This repository is the implementation code of the paper "Digital Twin Tracking Dataset (DTTD): A New RGB+Depth 3D Dataset for Longer-Range Object Tracking Applications" (arXiv, paper, video). Our work is accepted to CVPR 2023 Workshop on Vision Datasets Understanding.
In this work, we create a RGB-D dataset, called Digital-Twin Track-ing Dataset (DTTD), to enable further research of the problem to extend potential solutions to longer-range in a meter scale. We select Microsoft Azure Kinect as the state-of-the-art time-of-flight (ToF) camera. In total, 103 scenes of 10 common off-the-shelf objects with rich textures are recorded, with each frame annotated with a per-pixel semantic segmentation and ground-truth object poses provided by a commercial motion capturing system. We also provide source code in this repository as references to data generation and annotation pipeline in our paper.
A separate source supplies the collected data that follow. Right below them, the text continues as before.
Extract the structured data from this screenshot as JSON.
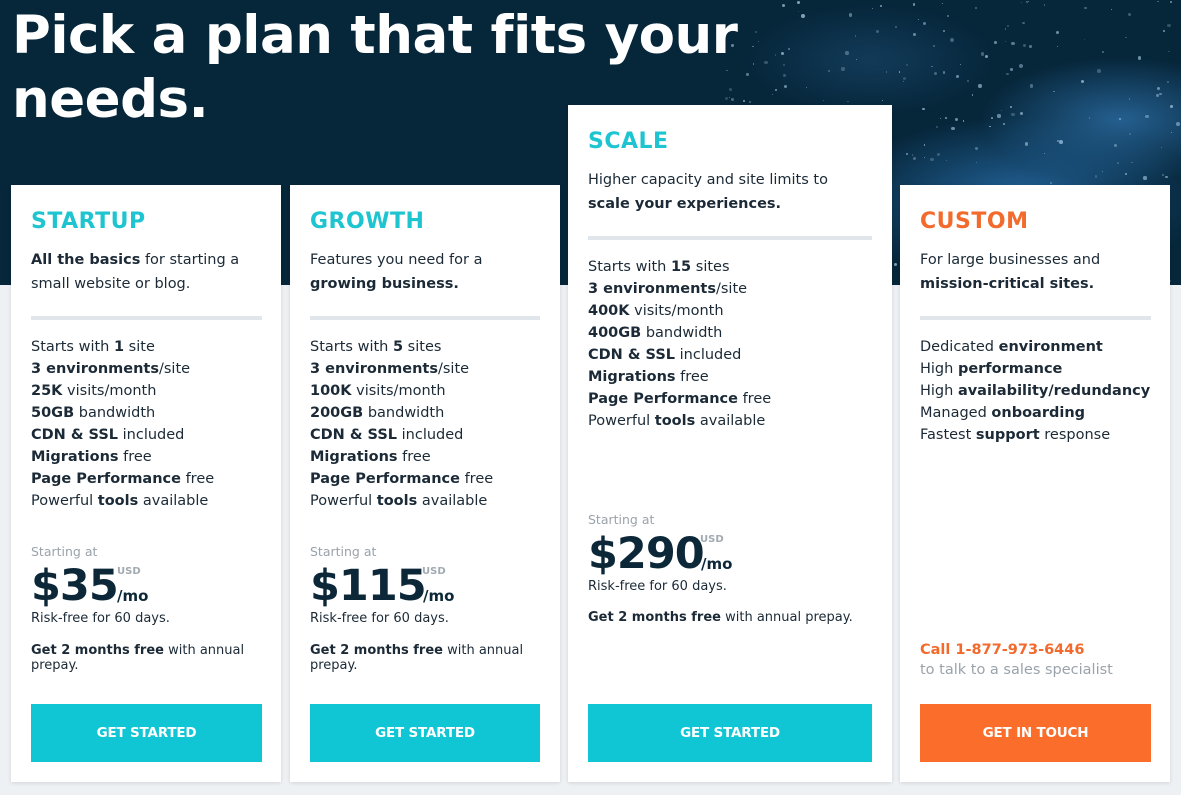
{
  "hero": {
    "title": "Pick a plan that fits your needs."
  },
  "colors": {
    "teal": "#11c6d4",
    "orange": "#fb6d2b",
    "navy": "#06263a",
    "text": "#1b2a36"
  },
  "plans": [
    {
      "name": "STARTUP",
      "desc_bold": "All the basics",
      "desc_rest": " for starting a small website or blog.",
      "features": [
        {
          "pre": "Starts with ",
          "bold": "1",
          "post": " site"
        },
        {
          "pre": "",
          "bold": "3 environments",
          "post": "/site"
        },
        {
          "pre": "",
          "bold": "25K",
          "post": " visits/month"
        },
        {
          "pre": "",
          "bold": "50GB",
          "post": " bandwidth"
        },
        {
          "pre": "",
          "bold": "CDN & SSL",
          "post": " included"
        },
        {
          "pre": "",
          "bold": "Migrations",
          "post": " free"
        },
        {
          "pre": "",
          "bold": "Page Performance",
          "post": " free"
        },
        {
          "pre": "Powerful ",
          "bold": "tools",
          "post": " available"
        }
      ],
      "starting_label": "Starting at",
      "price": "$35",
      "currency": "USD",
      "period": "/mo",
      "risk": "Risk-free for 60 days.",
      "promo_bold": "Get 2 months free",
      "promo_rest": " with annual prepay.",
      "button": "GET STARTED"
    },
    {
      "name": "GROWTH",
      "desc_pre": "Features you need for a ",
      "desc_bold": "growing business.",
      "features": [
        {
          "pre": "Starts with ",
          "bold": "5",
          "post": " sites"
        },
        {
          "pre": "",
          "bold": "3 environments",
          "post": "/site"
        },
        {
          "pre": "",
          "bold": "100K",
          "post": " visits/month"
        },
        {
          "pre": "",
          "bold": "200GB",
          "post": " bandwidth"
        },
        {
          "pre": "",
          "bold": "CDN & SSL",
          "post": " included"
        },
        {
          "pre": "",
          "bold": "Migrations",
          "post": " free"
        },
        {
          "pre": "",
          "bold": "Page Performance",
          "post": " free"
        },
        {
          "pre": "Powerful ",
          "bold": "tools",
          "post": " available"
        }
      ],
      "starting_label": "Starting at",
      "price": "$115",
      "currency": "USD",
      "period": "/mo",
      "risk": "Risk-free for 60 days.",
      "promo_bold": "Get 2 months free",
      "promo_rest": " with annual prepay.",
      "button": "GET STARTED"
    },
    {
      "name": "SCALE",
      "desc_pre": "Higher capacity and site limits to ",
      "desc_bold": "scale your experiences.",
      "features": [
        {
          "pre": "Starts with ",
          "bold": "15",
          "post": " sites"
        },
        {
          "pre": "",
          "bold": "3 environments",
          "post": "/site"
        },
        {
          "pre": "",
          "bold": "400K",
          "post": " visits/month"
        },
        {
          "pre": "",
          "bold": "400GB",
          "post": " bandwidth"
        },
        {
          "pre": "",
          "bold": "CDN & SSL",
          "post": " included"
        },
        {
          "pre": "",
          "bold": "Migrations",
          "post": " free"
        },
        {
          "pre": "",
          "bold": "Page Performance",
          "post": " free"
        },
        {
          "pre": "Powerful ",
          "bold": "tools",
          "post": " available"
        }
      ],
      "starting_label": "Starting at",
      "price": "$290",
      "currency": "USD",
      "period": "/mo",
      "risk": "Risk-free for 60 days.",
      "promo_bold": "Get 2 months free",
      "promo_rest": " with annual prepay.",
      "button": "GET STARTED"
    },
    {
      "name": "CUSTOM",
      "desc_pre": "For large businesses and ",
      "desc_bold": "mission-critical sites.",
      "features": [
        {
          "pre": "Dedicated ",
          "bold": "environment",
          "post": ""
        },
        {
          "pre": "High ",
          "bold": "performance",
          "post": ""
        },
        {
          "pre": "High ",
          "bold": "availability/redundancy",
          "post": ""
        },
        {
          "pre": "Managed ",
          "bold": "onboarding",
          "post": ""
        },
        {
          "pre": "Fastest ",
          "bold": "support",
          "post": " response"
        }
      ],
      "call_label": "Call 1-877-973-6446",
      "call_sub": "to talk to a sales specialist",
      "button": "GET IN TOUCH"
    }
  ]
}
- 10/10/2023: We introduce a continuous work of DTTD, "Robust Digital-Twin Localization via An RGBD-based Transformer Network and A Comprehensive Evaluation on a Mobile Dataset" (arXiv, project page), which proposes a novel depth-robust pose estimator as well as an iPhone Dataset (DTTDv2).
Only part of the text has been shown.